Il n'est peut-être pas surprenant que le web ait été si rapidement coopté comme moyen de contrôle. Après tout, Internet n'est pas une presse à imprimer à caractères mobiles. Quelle que soit la quantité de travail nécessaire à la conception de la presse à imprimer, il était toujours possible pour un artisan qualifié du quinzième siècle d'en créer une et de la faire fonctionner avec rien de plus que la connaissance des dernières technologies et le capital de quelques partenaires commerciaux. Mais l'internet n'est pas né dans l'atelier d'un bricoleur médiéval, mais dans les entrailles du Pentagone.

La longue histoire de la collusion entre Big Tech, le Pentagone et les services de renseignement américains est désormais bien documentée. L'histoire part de la Silicon Valley - foyer de Big Tech et site d'une grande partie de la recherche qui a contribué à la naissance de la révolution de l'ordinateur personnel et de l'Internet - et passe par les subventions de recherche du Pentagone et les investissements d'In-Q-Tel pour aboutir au développement d'ARPANet, à la naissance de l'Internet et, finalement, à l'essor de Google et de Facebook et au World Wide Web que nous connaissons aujourd'hui.
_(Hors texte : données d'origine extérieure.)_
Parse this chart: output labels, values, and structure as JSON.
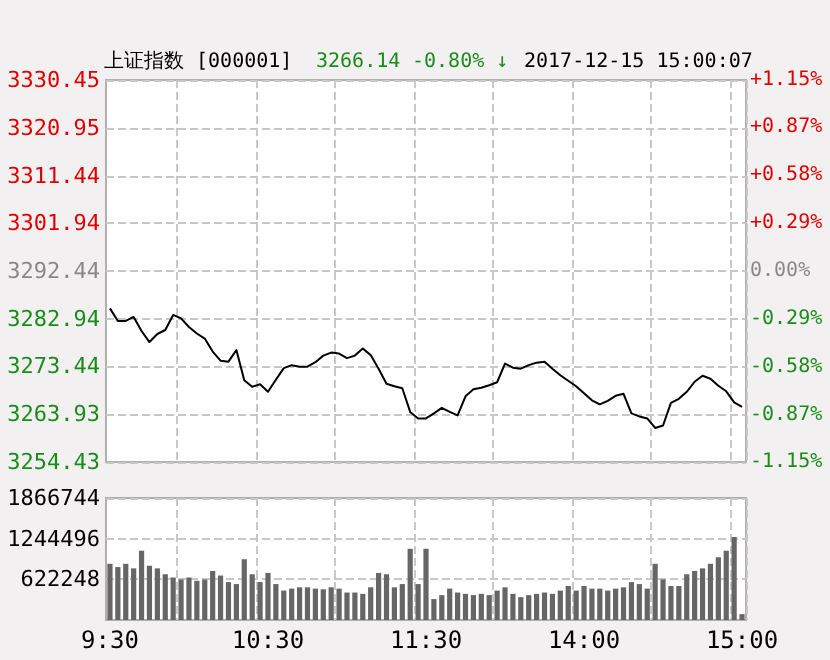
{
  "chart_data": [
    {
      "type": "line",
      "title": "上证指数 [000001]",
      "annotations": [
        "3266.14",
        "-0.80% ↓",
        "2017-12-15 15:00:07"
      ],
      "categories": [
        null,
        null,
        null,
        null,
        null,
        null,
        null,
        null,
        null,
        null,
        null,
        null,
        null,
        null,
        null,
        null,
        null,
        null,
        null,
        null,
        null,
        null,
        null,
        null,
        null,
        null,
        null,
        null,
        null,
        null,
        null,
        null,
        null,
        null,
        null,
        null,
        null,
        null,
        null,
        null,
        null,
        null,
        null,
        null,
        null,
        null,
        null,
        null,
        null,
        null,
        null,
        null,
        null,
        null,
        null,
        null,
        null,
        null,
        null,
        null,
        null,
        null,
        null,
        null,
        null,
        null,
        null,
        null,
        null,
        null,
        null,
        null,
        null,
        null,
        null,
        null,
        null,
        null,
        null,
        null,
        null
      ],
      "values": [
        3285.0,
        3282.5,
        3282.5,
        3283.3,
        3280.5,
        3278.3,
        3279.9,
        3280.7,
        3283.7,
        3283.0,
        3281.3,
        3280.0,
        3279.0,
        3276.4,
        3274.6,
        3274.4,
        3276.7,
        3270.7,
        3269.4,
        3269.9,
        3268.4,
        3270.8,
        3273.1,
        3273.7,
        3273.4,
        3273.4,
        3274.3,
        3275.6,
        3276.2,
        3276.0,
        3275.1,
        3275.6,
        3277.0,
        3275.7,
        3273.0,
        3270.0,
        3269.5,
        3269.1,
        3264.4,
        3263.1,
        3263.1,
        3264.1,
        3265.2,
        3264.4,
        3263.7,
        3267.5,
        3268.9,
        3269.2,
        3269.7,
        3270.3,
        3274.0,
        3273.2,
        3273.0,
        3273.7,
        3274.2,
        3274.4,
        3273.0,
        3271.7,
        3270.6,
        3269.5,
        3268.1,
        3266.7,
        3265.9,
        3266.6,
        3267.6,
        3268.0,
        3264.1,
        3263.5,
        3263.1,
        3261.2,
        3261.7,
        3266.2,
        3267.0,
        3268.4,
        3270.4,
        3271.6,
        3271.0,
        3269.6,
        3268.5,
        3266.3,
        3265.4
      ],
      "color": "#000000",
      "marker": "none",
      "tick_labels": "y",
      "ylim": [
        3254.43,
        3330.45
      ],
      "yticks": [
        3254.43,
        3263.93,
        3273.44,
        3282.94,
        3292.44,
        3301.94,
        3311.44,
        3320.95,
        3330.45
      ],
      "y2lim": [
        -1.15,
        1.15
      ],
      "y2ticks": [
        {
          "value": -1.15,
          "label": "-1.15%"
        },
        {
          "value": -0.87,
          "label": "-0.87%"
        },
        {
          "value": -0.58,
          "label": "-0.58%"
        },
        {
          "value": -0.29,
          "label": "-0.29%"
        },
        {
          "value": 0,
          "label": "0.00%"
        },
        {
          "value": 0.29,
          "label": "+0.29%"
        },
        {
          "value": 0.58,
          "label": "+0.58%"
        },
        {
          "value": 0.87,
          "label": "+0.87%"
        },
        {
          "value": 1.15,
          "label": "+1.15%"
        }
      ],
      "grid": true
    },
    {
      "type": "bar",
      "categories": [
        "9:30",
        null,
        null,
        null,
        null,
        null,
        null,
        null,
        null,
        null,
        null,
        null,
        null,
        null,
        null,
        null,
        null,
        null,
        null,
        null,
        "10:30",
        null,
        null,
        null,
        null,
        null,
        null,
        null,
        null,
        null,
        null,
        null,
        null,
        null,
        null,
        null,
        null,
        null,
        null,
        null,
        "11:30",
        null,
        null,
        null,
        null,
        null,
        null,
        null,
        null,
        null,
        null,
        null,
        null,
        null,
        null,
        null,
        null,
        null,
        null,
        null,
        "14:00",
        null,
        null,
        null,
        null,
        null,
        null,
        null,
        null,
        null,
        null,
        null,
        null,
        null,
        null,
        null,
        null,
        null,
        null,
        null,
        "15:00"
      ],
      "values": [
        860000,
        810000,
        860000,
        790000,
        1060000,
        830000,
        790000,
        700000,
        650000,
        620000,
        650000,
        600000,
        620000,
        750000,
        680000,
        580000,
        550000,
        930000,
        700000,
        580000,
        720000,
        550000,
        450000,
        480000,
        500000,
        500000,
        480000,
        470000,
        500000,
        480000,
        420000,
        420000,
        400000,
        500000,
        720000,
        700000,
        500000,
        550000,
        1090000,
        550000,
        1090000,
        320000,
        380000,
        480000,
        420000,
        400000,
        380000,
        400000,
        380000,
        450000,
        500000,
        400000,
        350000,
        380000,
        400000,
        420000,
        400000,
        450000,
        520000,
        450000,
        520000,
        480000,
        480000,
        450000,
        480000,
        500000,
        580000,
        550000,
        480000,
        860000,
        620000,
        520000,
        520000,
        700000,
        750000,
        790000,
        860000,
        960000,
        1060000,
        1270000,
        90000
      ],
      "color": "#666666",
      "ylim": [
        0,
        1866744
      ],
      "yticks": [
        622248,
        1244496,
        1866744
      ],
      "grid": true
    }
  ]
}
Le résultat de cette histoire est désormais évident pour tous. Un média qui devrait être le média le plus participatif jamais inventé est devenu une toile qui piège son public dans un défilement infini de distractions liées aux médias sociaux, un média conçu spécifiquement pour que ses utilisateurs recherchent le coup scientifiquement programmé de leur prochaine récompense en dopamine.

SEAN PARKER : Si le processus de pensée qui a été utilisé pour construire ces applications - Facebook étant le premier à l'avoir vraiment compris - ce processus de pensée était : "Comment consommer autant de votre temps et de votre attention consciente que possible ?" Et cela signifie que nous devons en quelque sorte vous donner un petit coup de dopamine de temps en temps parce que quelqu'un a aimé ou commenté une photo ou un post ou quoi que ce soit, et cela va vous inciter à contribuer plus de contenu, et cela va vous permettre d'avoir plus de likes et de commentaires. C'est une boucle de rétroaction de validation sociale. C'est exactement le genre de chose qu'un hacker comme moi aurait inventé, parce que vous exploitez une vulnérabilité de la psychologie humaine. Et je pense que nous - les inventeurs/créateurs, vous savez, c'est moi, c'est Mark, c'est Kevin Systrom à Instagram, c'est toutes ces personnes - avons compris cela consciemment et nous l'avons fait quand même.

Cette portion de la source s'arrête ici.